Sarah Richardson: So here's my final question for the night, because [00:13:00] this comes up all of the time. Organizational change management, the hardest aspect of getting anything done in an organization, probably post governance. So once you decide you're gonna do something.
You are still on the hook for getting it done now. I asked the question over and over again, partners and health systems, if everybody knows that OCM is the hardest part, there is very few organizations that have a formal OCM office or structure in place. Correct. How do you help mitigate that for a successful implementation?
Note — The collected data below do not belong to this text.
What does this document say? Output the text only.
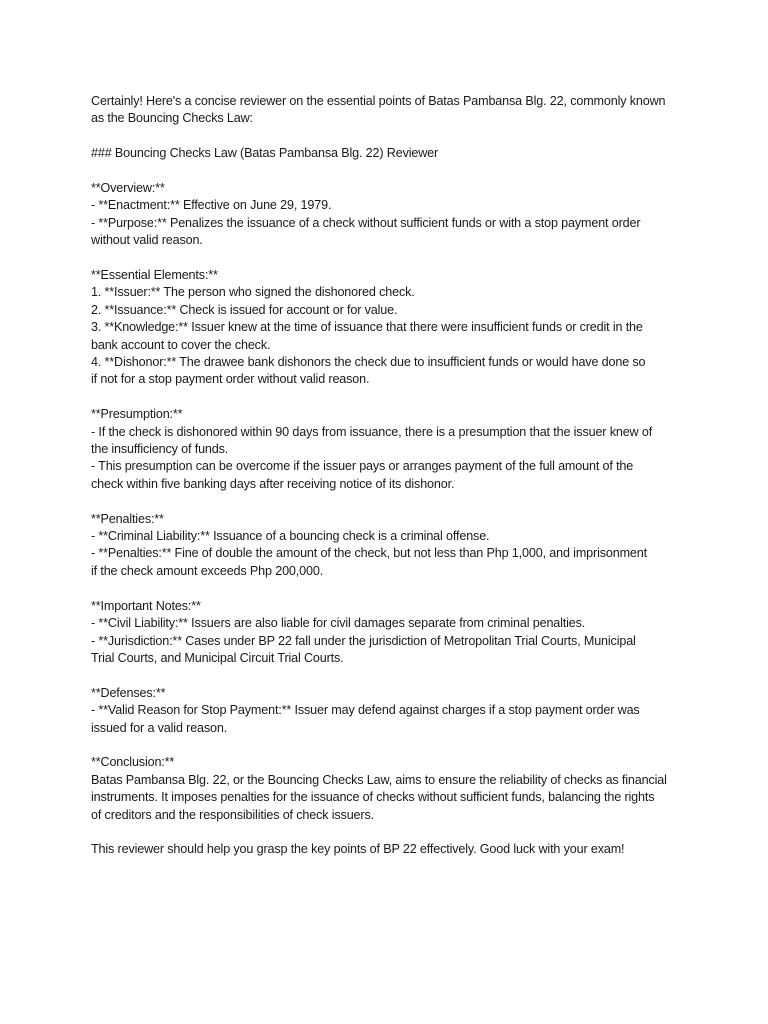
Certainly! Here's a concise reviewer on the essential points of Batas Pambansa Blg. 22, commonly known
as the Bouncing Checks Law:
### Bouncing Checks Law (Batas Pambansa Blg. 22) Reviewer
**Overview:**
- **Enactment:** Effective on June 29, 1979.
- **Purpose:** Penalizes the issuance of a check without sufficient funds or with a stop payment order
without valid reason.
**Essential Elements:**
1. **Issuer:** The person who signed the dishonored check.
2. **Issuance:** Check is issued for account or for value.
3. **Knowledge:** Issuer knew at the time of issuance that there were insufficient funds or credit in the
bank account to cover the check.
4. **Dishonor:** The drawee bank dishonors the check due to insufficient funds or would have done so
if not for a stop payment order without valid reason.
**Presumption:**
- If the check is dishonored within 90 days from issuance, there is a presumption that the issuer knew of
the insufficiency of funds.
- This presumption can be overcome if the issuer pays or arranges payment of the full amount of the
check within five banking days after receiving notice of its dishonor.
**Penalties:**
- **Criminal Liability:** Issuance of a bouncing check is a criminal offense.
- **Penalties:** Fine of double the amount of the check, but not less than Php 1,000, and imprisonment
if the check amount exceeds Php 200,000.
**Important Notes:**
- **Civil Liability:** Issuers are also liable for civil damages separate from criminal penalties.
- **Jurisdiction:** Cases under BP 22 fall under the jurisdiction of Metropolitan Trial Courts, Municipal
Trial Courts, and Municipal Circuit Trial Courts.
**Defenses:**
- **Valid Reason for Stop Payment:** Issuer may defend against charges if a stop payment order was
issued for a valid reason.
**Conclusion:**
Batas Pambansa Blg. 22, or the Bouncing Checks Law, aims to ensure the reliability of checks as financial
instruments. It imposes penalties for the issuance of checks without sufficient funds, balancing the rights
of creditors and the responsibilities of check issuers.
This reviewer should help you grasp the key points of BP 22 effectively. Good luck with your exam!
Jason Taylor (2): It is really hard, right? It's not only do they not have it in place, but. It tends to be one of the things that is cut to make budgets fit, right? So even a well proposed or structured, engagement that says you will need to dedicate X amount of time to OCM. It tends to be one of those things that says, well, we can't afford the, a $1.1 million project.
It has to be under a million. And the first thing that gets cut is OCM. The second thing, by the way, is testing. And neither one of those things are good decisions. We, We know that from a lot of experience. I think the biggest thing that health systems need to focus [00:14:00] on in this is to, you know your point, we've decided we need to, I think we need to go back before that, right?
The biggest influencer of organizational change management is what's in it for me, right? It's internal motivation, not externally motivated like A CFO telling you, thou shalt it's, this will make my life better, I will sleep better, my job will go better, errors will go down. Whatever the, the case is. You need the people who are actually going to make the change involved in the decision and feeling a stake in the decision.
And I've said, and I've said it very poorly or in inefficiently, the biggest problem we have in healthcare is that we frequently find that we have asymmetry in this kind of decision triangle, which is, who pays for what I'm trying to do, who benefits from what I'm trying to do. But who actually has to change and do the work to adopt it.
And frequently they're three different people, more efficient, workflow may not be better for nurses, but nurses are the ones who are gonna have to [00:15:00] make the change. In their practices and the way they're used to doing things to influence this thing that might not actually benefit them, might benefit patients, which is fantastic.
We love that. Might just benefit profit. It's so engaging. The what's in it for me well in advance and letting them, the change stakeholder group, the adoption group influence what change training, adoption support, et cetera, they need is critical because we will continue to undersell the change management.
And it truly is 98% of everything we do. The tech is easy. It sounds flippant. The tech is easy. Right. Change management is 98% of everything we do. So if we don't have stakeholders engaged, pre-decision, we're setting ourselves up for a lot of failure.
Sarah Richardson: Yep. Well, a good part about the partnership with Panda and those utilizing those resources, is that to your point, they can socialize it, they can see it, they can understand if they're ready, and they can have a better implementation plan for the efficiencies that are required today, specifically because of [00:16:00] all the uncertainty that is out there.
Jason, thank you for being a partner with this Week Health. Thank you for everything Panda is bringing to HIT. More importantly, thanks for being in San Diego tonight for a very successful city tour dinner.
Jason Taylor (2): Thank you, Sarah. Appreciate it.
Sarah Richardson: Thanks for tuning into this executive interview. That's all for now.